Thursday, July 10, 2014

Picking Piketty Apart (11) Push-back

Piketty's analysis has been challenged by various economists.

1. Rate of Return
Some economists have questioned his suggestion that the rate of return on capital is consistently above 4 percent.

Lawrence Summers argues that the largest single component of capital in the United States is owner-occupied housing. The return comes in shelter services which are consumed.

Robert P Murphy says that Piketty confuses the rate of return with the rental price of capital. He bases his critique on Eugen Böhm von Bawerk who wrote Capital and Interest (1881).

2 Savings
There have been debates about whether savings rates are as high as Piketty claims.

Debraj Ray argues that r>g has nothing to do with whether equality goes up or down. The key force driving rising inequality is “the savings propensities of the rich.
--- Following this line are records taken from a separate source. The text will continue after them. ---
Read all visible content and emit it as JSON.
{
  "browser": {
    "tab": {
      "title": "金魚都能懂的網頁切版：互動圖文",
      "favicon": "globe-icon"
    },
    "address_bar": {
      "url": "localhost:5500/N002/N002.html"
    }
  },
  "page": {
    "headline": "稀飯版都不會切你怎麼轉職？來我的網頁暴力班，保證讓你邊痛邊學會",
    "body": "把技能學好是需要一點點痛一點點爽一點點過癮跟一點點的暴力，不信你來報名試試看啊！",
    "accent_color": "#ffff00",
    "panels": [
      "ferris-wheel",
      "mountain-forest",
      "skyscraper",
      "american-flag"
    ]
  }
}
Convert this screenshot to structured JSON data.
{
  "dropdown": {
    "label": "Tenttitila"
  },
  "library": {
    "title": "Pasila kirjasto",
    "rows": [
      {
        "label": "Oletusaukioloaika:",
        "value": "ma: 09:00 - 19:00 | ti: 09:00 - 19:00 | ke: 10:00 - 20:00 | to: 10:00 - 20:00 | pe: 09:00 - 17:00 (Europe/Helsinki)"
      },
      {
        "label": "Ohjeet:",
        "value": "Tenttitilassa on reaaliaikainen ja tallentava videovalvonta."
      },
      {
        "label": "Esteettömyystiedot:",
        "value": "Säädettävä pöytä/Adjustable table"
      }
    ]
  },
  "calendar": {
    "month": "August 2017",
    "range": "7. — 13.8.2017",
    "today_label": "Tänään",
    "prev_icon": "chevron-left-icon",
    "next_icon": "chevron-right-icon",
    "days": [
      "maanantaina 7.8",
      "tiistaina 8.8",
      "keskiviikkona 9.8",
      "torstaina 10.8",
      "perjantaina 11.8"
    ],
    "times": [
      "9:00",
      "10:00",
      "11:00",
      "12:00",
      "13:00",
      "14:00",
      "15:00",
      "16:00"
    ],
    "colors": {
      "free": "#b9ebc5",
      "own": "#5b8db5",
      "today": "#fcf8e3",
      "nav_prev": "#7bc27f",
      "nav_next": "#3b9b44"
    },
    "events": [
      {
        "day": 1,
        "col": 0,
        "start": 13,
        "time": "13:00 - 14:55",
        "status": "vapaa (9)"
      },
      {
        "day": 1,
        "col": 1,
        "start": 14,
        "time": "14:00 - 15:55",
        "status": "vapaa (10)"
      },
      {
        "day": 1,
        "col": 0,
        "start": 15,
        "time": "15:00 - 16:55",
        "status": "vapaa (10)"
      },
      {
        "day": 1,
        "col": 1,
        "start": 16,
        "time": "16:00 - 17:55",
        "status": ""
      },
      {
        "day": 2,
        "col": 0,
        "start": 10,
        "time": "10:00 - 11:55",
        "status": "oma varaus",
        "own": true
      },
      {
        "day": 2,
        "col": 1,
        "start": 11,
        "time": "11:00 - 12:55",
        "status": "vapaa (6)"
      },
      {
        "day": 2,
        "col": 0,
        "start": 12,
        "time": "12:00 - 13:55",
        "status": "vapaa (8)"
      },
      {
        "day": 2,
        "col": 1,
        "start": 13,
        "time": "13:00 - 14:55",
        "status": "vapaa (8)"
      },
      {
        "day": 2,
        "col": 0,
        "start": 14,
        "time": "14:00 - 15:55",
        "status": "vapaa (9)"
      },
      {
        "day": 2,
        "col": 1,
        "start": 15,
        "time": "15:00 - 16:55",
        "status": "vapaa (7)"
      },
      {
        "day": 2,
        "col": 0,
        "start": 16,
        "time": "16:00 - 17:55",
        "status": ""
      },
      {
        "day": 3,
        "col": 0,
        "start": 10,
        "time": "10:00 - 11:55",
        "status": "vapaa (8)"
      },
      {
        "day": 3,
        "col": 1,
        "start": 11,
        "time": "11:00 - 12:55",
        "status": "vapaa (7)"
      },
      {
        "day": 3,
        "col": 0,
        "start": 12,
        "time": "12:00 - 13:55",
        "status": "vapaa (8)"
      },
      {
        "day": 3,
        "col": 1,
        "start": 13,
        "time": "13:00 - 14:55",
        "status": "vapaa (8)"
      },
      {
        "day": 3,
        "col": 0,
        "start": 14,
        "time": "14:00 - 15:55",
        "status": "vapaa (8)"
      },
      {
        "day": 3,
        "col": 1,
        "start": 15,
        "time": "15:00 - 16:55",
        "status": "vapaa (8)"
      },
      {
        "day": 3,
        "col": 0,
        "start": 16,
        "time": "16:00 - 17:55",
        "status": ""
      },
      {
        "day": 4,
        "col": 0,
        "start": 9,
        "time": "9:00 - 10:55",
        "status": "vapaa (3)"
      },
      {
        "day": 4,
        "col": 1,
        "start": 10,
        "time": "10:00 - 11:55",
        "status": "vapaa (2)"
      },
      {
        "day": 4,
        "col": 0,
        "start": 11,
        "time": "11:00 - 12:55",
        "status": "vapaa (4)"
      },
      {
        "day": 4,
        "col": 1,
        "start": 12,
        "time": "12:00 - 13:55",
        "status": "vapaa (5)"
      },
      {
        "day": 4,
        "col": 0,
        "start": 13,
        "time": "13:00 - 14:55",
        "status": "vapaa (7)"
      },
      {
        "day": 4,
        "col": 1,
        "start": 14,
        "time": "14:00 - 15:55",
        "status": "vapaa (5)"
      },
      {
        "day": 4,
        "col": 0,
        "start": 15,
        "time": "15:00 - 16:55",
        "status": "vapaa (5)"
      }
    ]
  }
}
The owners of capital income also happen to be richer than average, and richer people can afford to (and do) save more than poorer people. But that has to do with the savings propensities of the rich, and not the form in which they save their income. A poor subsistence farmer with a small plot of land (surely capital too) would consume all the income from that capital asset. It may well be that the return on that land asset exceeds the overall rate of growth, but that farmer’s capital income would not be growing at all.
This is probably correct, and all that is needed to explain the inequality of wealth.

I expect there will be continuing debate about the economic explanation provided by Thomas Piketty.

I do not think we can be too certain about what will happen in the future. As g declines, the rate of return on capital (r) could decline. If the fall n growth is serious, savings rates could decline too. If either of these happened, Piketty’s prediction would fail.

In some ways, the debate about r>g is irrelevant. A variety of economic, social and legal factors affect the share of national income going to the owners of wealth. Attempting to explain this with two equations is overly ambition.

However, there is no doubt that wealth is currently very unequally distributed. Understanding why this has happened will require a great deal more economic, social and legal analysis.

Arguing about r>g will be a distraction from the real work that needs to be done.